Dispossessed

  • Dates
    2016 - Ongoing
  • Author
  • Topics Social Issues, Documentary
  • Location England, United Kingdom

The former industrial heartlands of the North-East of England are now among the most deprived in Britain. Communities still struggle to come to terms with the end of industry and with Brexit on the horizon these areas are almost certain to be hit again.

For over a hundred years the valleys and hills of the North-East of England reverberated to the sounds of industry, of coal and steel, of power and machination. The skylines were dominated by the engine houses and giant wheels of coal mines and the streets by hundreds of terraced pit-cottages filled with the families of those that toiled deep below ground. Now the mine is long since closed and the once flourishing Colliery towns like Easington and Boldon are devastated; the mist rolls in from the sea over boarded up houses, there is mass unemployment and a feeling of hopelessness.

While globalisation changed the world in many ways for the better, one industrial heartland like the struggling North-East feel like its victim. In June 2016 the people made their voices heard when the communities there voted in protest for Britain to leave the European Union, laying their grievances at the door of Europe, blaming immigration and a consequent lack of opportunities for their pervading sense of futility and loss. Now fore Brexit is hard, as it no doubt will be, they will be hardest hit.

Modern day deprivation in areas like this, in otherwise rich countries like the UK, is a subtle and insidious thing. It manifests itself in a lack of education and ideas, a desperate paucity of opportunities, of horizons and dreams. There are no real jobs or investment, just low-skilled factory positions – often soul-destroying work for people who see their contemporaries in other parts of the country as better off than they.

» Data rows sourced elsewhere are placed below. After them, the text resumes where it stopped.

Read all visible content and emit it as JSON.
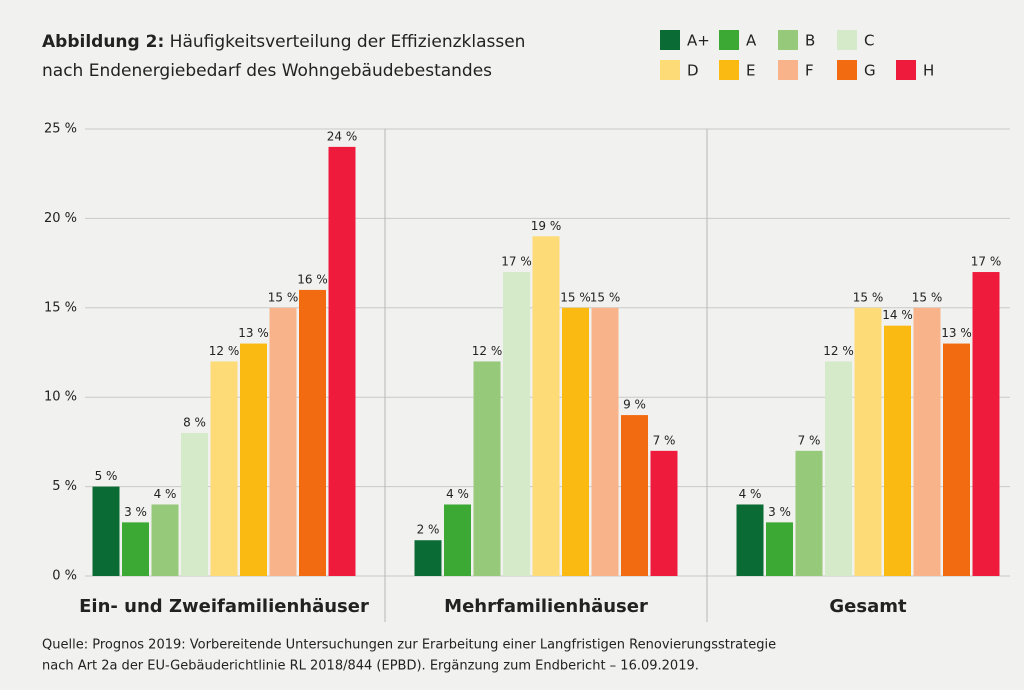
{
  "chart_data": {
    "type": "bar",
    "title_prefix": "Abbildung 2:",
    "title": [
      "Häufigkeitsverteilung der Effizienzklassen",
      "nach Endenergiebedarf des Wohngebäudebestandes"
    ],
    "source": [
      "Quelle: Prognos 2019: Vorbereitende Untersuchungen zur Erarbeitung einer Langfristigen Renovierungsstrategie",
      "nach Art 2a der EU-Gebäuderichtlinie RL 2018/844 (EPBD). Ergänzung zum Endbericht – 16.09.2019."
    ],
    "categories": [
      "Ein- und Zweifamilienhäuser",
      "Mehrfamilienhäuser",
      "Gesamt"
    ],
    "ylim": [
      0,
      25
    ],
    "yticks": [
      {
        "value": 0,
        "label": "0 %"
      },
      {
        "value": 5,
        "label": "5 %"
      },
      {
        "value": 10,
        "label": "10 %"
      },
      {
        "value": 15,
        "label": "15 %"
      },
      {
        "value": 20,
        "label": "20 %"
      },
      {
        "value": 25,
        "label": "25 %"
      }
    ],
    "grid": true,
    "legend": "top-right",
    "series": [
      {
        "name": "A+",
        "color": "#0b6b34",
        "values": [
          5,
          2,
          4
        ],
        "value_labels": [
          "5 %",
          "2 %",
          "4 %"
        ]
      },
      {
        "name": "A",
        "color": "#3da935",
        "values": [
          3,
          4,
          3
        ],
        "value_labels": [
          "3 %",
          "4 %",
          "3 %"
        ]
      },
      {
        "name": "B",
        "color": "#96c97a",
        "values": [
          4,
          12,
          7
        ],
        "value_labels": [
          "4 %",
          "12 %",
          "7 %"
        ]
      },
      {
        "name": "C",
        "color": "#d5eac8",
        "values": [
          8,
          17,
          12
        ],
        "value_labels": [
          "8 %",
          "17 %",
          "12 %"
        ]
      },
      {
        "name": "D",
        "color": "#fddc78",
        "values": [
          12,
          19,
          15
        ],
        "value_labels": [
          "12 %",
          "19 %",
          "15 %"
        ]
      },
      {
        "name": "E",
        "color": "#fbba12",
        "values": [
          13,
          15,
          14
        ],
        "value_labels": [
          "13 %",
          "15 %",
          "14 %"
        ]
      },
      {
        "name": "F",
        "color": "#f8b38a",
        "values": [
          15,
          15,
          15
        ],
        "value_labels": [
          "15 %",
          "15 %",
          "15 %"
        ]
      },
      {
        "name": "G",
        "color": "#f26b10",
        "values": [
          16,
          9,
          13
        ],
        "value_labels": [
          "16 %",
          "9 %",
          "13 %"
        ]
      },
      {
        "name": "H",
        "color": "#ef1b3d",
        "values": [
          24,
          7,
          17
        ],
        "value_labels": [
          "24 %",
          "7 %",
          "17 %"
        ]
      }
    ]
  }
}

Perhaps the only constant in these fragile communities is love and family; the one thing they have known that has been a positive in their lives. As communities died and peope were forced to move away looking for work elsewhere, those that were left supported each other. There is a high number of young parents and many are single parents. But with few jobs and low incomes, it is not easy to bring up families and the cycle of deprivation is repeated. This work aims to highlight the everyday challenges and beauty of these long forgotten places that were once the UK's industrial heartlands and now lie almost completely forgotten, struggling alone.